There are many equivalent definitions of analytic functions in several variables. For example, a function is analytic if it analytic of each variable separately (the definition given by the OP).
This is for example equivalent to having local power series expansions. (The proof is very similar to the one variable case.)
Or, if you prefer this is also equivalent to the fact that $F$ satisfies Cauchy-Riemann's equation, which for $n > 1$ is a system of linear partial differential equations: $\frac{\partial F}{\partial \bar z_j} = 0, \qquad 1\le j \le n,$ where $ \frac{\partial}{\partial \bar z_j} = \frac12\left( \frac{\partial}{\partial x_j} - \frac{\partial}{\partial y_j}\right).$
All of this should be worked out in detail in any textbook in several complex variables.

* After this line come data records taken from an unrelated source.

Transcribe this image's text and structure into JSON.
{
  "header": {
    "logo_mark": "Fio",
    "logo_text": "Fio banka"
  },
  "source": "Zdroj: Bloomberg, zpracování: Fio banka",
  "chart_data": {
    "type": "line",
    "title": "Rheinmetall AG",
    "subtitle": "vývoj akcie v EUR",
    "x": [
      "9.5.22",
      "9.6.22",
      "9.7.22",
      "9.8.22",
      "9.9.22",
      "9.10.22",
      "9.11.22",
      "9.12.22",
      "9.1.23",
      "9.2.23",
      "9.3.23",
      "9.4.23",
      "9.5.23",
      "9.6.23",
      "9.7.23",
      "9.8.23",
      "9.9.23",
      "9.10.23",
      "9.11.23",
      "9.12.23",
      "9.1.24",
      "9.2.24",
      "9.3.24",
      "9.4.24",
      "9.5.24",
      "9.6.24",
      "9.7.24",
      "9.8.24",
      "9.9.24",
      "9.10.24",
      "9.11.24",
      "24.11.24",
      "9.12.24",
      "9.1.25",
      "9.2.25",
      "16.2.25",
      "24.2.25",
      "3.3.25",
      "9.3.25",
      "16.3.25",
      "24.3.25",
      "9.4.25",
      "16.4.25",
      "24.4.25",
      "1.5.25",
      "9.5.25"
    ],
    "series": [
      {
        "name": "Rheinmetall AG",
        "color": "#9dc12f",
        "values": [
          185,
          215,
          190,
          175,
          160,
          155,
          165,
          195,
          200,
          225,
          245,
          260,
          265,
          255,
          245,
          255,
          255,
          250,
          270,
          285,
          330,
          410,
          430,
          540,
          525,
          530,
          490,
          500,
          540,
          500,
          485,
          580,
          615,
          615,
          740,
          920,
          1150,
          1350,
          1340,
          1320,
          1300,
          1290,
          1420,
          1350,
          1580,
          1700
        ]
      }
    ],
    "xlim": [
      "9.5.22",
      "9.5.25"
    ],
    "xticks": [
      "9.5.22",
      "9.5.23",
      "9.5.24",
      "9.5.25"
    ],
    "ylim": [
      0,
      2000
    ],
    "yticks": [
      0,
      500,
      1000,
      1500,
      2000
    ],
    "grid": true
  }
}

As a consequence, essentially by the chain rule and the third of the above equivalent definitions, if $\phi : \mathbb{C} \to \mathbb{C}^n$ and $F : \mathbb{C}^n \to \mathbb{C}$ are analytic, then the composition $F \circ \phi$ is also analytic. (This is also true in more generality: the composition of two analytic functions, regardless of dimension is analytic.)
In your particular case, $\phi(z) = a+bz$ is clearly an analytic function $\mathbb{C} \to \mathbb{C}^n$, so $g_{a,b}$ is entire.